Anna Nicole Smith Fighting Paternity Suit, Now Eviction

Oct. 24, 2006 — -- You just can't make this stuff up.

Anna Nicole Smith, already under heavy fire from a Los Angeles lawyer representing her ex-boyfriend Larry Birkhead, who is demanding a paternity test to prove he fathered the former Playboy pinup's new baby, is now reportedly being evicted from her home in the Bahamas.

The situation is significant because it could potentially threaten her Bahamian permanent resident status.

Home ownership is reportedly a requirement of her current status on the island nation, and could become a cornerstone of her paternity battle defense.

Bahamian legal experts have told ABC News that it's far more difficult to compel a paternity test with a child who was born in the Bahamas than it is in the United States.

Birkhead has alleged that Smith and her personal attorney, Howard K. Stern, who also says he is the newborn's father, moved to the Bahamas at least in part to place the child outside the reach of the U.S. court system.

In the same hospital room where the ex-model gave birth to her new daughter, her 20-year-old son, Daniel, died Sept. 10 from a combination of methadone and two antidepressants.

Autopsy results showed the young man had ingested methadone, Zoloft and Lexapro, which had a lethal "cumulative effect on the central nervous system," according to Cyril Wecht, a U.S. pathologist who conducted a private autopsy.

On Friday, the day after Daniel's funeral, Smith was reportedly handed an eviction, and ordered off the property by Oct. 31.

The letter was delivered at the behest of South Carolina developer G. Ben Thompson, who told People magazine he had purchased the house in August as a favor to Smith, whom he apparently met through neighbors in 2005.

Thompson told the magazine that Smith was supposed to sign a mortgage and buy the home from him.

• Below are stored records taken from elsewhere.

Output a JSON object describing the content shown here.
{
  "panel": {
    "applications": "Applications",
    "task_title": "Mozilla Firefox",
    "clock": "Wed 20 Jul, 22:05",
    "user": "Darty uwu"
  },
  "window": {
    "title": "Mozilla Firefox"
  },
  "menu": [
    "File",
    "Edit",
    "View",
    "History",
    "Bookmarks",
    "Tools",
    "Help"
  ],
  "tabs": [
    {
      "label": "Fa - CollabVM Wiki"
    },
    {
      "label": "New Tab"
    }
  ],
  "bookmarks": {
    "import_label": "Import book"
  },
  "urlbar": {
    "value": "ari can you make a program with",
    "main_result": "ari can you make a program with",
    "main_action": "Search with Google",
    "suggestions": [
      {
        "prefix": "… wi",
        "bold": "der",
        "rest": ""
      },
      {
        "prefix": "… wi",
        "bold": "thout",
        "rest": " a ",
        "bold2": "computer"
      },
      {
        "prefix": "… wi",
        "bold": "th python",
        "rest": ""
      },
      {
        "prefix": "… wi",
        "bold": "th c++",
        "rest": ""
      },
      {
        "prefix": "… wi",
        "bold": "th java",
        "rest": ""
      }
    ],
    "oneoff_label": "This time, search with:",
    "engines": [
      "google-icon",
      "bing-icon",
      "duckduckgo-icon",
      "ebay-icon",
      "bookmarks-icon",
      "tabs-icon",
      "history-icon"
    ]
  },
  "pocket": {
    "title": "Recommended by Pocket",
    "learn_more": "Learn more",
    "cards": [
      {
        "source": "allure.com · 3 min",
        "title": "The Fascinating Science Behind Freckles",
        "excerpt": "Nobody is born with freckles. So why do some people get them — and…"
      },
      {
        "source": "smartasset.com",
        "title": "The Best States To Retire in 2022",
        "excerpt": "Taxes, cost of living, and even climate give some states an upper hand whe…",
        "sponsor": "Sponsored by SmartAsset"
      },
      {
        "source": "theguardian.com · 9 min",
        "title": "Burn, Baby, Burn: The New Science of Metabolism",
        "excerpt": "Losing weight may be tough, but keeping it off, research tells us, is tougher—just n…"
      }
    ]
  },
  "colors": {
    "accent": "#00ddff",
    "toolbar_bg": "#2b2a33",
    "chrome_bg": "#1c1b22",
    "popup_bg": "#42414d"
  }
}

He said that she alleged the house was a "gift."

"I never said that," Thompson told People. "I don't have that kind of money."

He went on to say that he didn't want to "embarrass her or humiliate Anna."

"I just need my money, or collateral, back," he said.

Ron Rale, who is representing Smith in the paternity suit, would not confirm or deny receipt of the eviction letter to People Magazine.

"If that's the case, it's amazing the sequence of events that poor Anna Nicole has had to endure, the one bright light being [baby] Dannielynn," he said.

Neither Smith nor her attorneys could be immediately reached for confirmation.

Trouble seems to stalk her at every turn.

On Monday, Smith declined to show up for a meeting in the Bahamas with Birkhead's attorney, prompting the Los Angeles lawyer to issue an aggressive, rhyming news release imploring Smith to allow a paternity test.

"Put this to rest and allow the test," reads the release from Debra Opri.

In the release, Opri cautions Smith that Birkhead's earlier offer to settle the paternity question in private is "now off the table" and says that Smith sold photos of her baby daughter to tabloid publications.

"This is a shameless, despicable act," Opri writes.

Birkhead has alleged that Smith told him during her pregnancy that he was the father, then moved to the Bahamas with Stern, her lawyer and companion, to avoid a paternity fight.

Just weeks after her son died, Smith and Stern surprised everyone when they announced they'd "married" in an exchange of vows that one of Smith's lawyers later clarified as not legally binding.

One former Smith attorney, Michael Scott, said at the time that the ceremony was "to reaffirm a commitment they have made to each other."

"It was also to give them a shot of emotional adrenaline," he said to ABC News.

Birkhead, a photographer, recently filed a lawsuit in Los Angeles in an effort to legally compel Smith to return the child to California and submit to a paternity test. Smith's attorneys have countered that the California court does not have the proper jurisdiction.

Smith has obtained permanent resident status in the Bahamas, where she gave birth to the baby last month.

In response to the news release, Stern told ABC News on Monday that "Ms. Opri might be better served spending a few minutes in front of a legal book instead of calling for press conferences and spouting off to the media."

He called the news release a "publicity stunt" and challenged the jurisdiction of the California court.

Apparently in response to allegations that photos of the baby were sold for profit, Stern said that he would "love to know how much money Larry Birkhead had made licensing photos of Anna Nicole since the death of her son, Daniel."

In the latest twist to Smith's ongoing saga, the celebrity Web site TMZ.com reported on Monday that a third potential father to Smith's baby had emerged, however briefly.

Last May, a pregnant Smith approached Thompson -- the man reportedly now seeking to evict her -- to inform him that he was the father of her unborn child.

Thompson reportedly balked, telling Smith that was impossible because he had a vasectomy.

Days later, TMZ.com said, Smith "confessed" to Thompson that the baby's real father was Birkhead.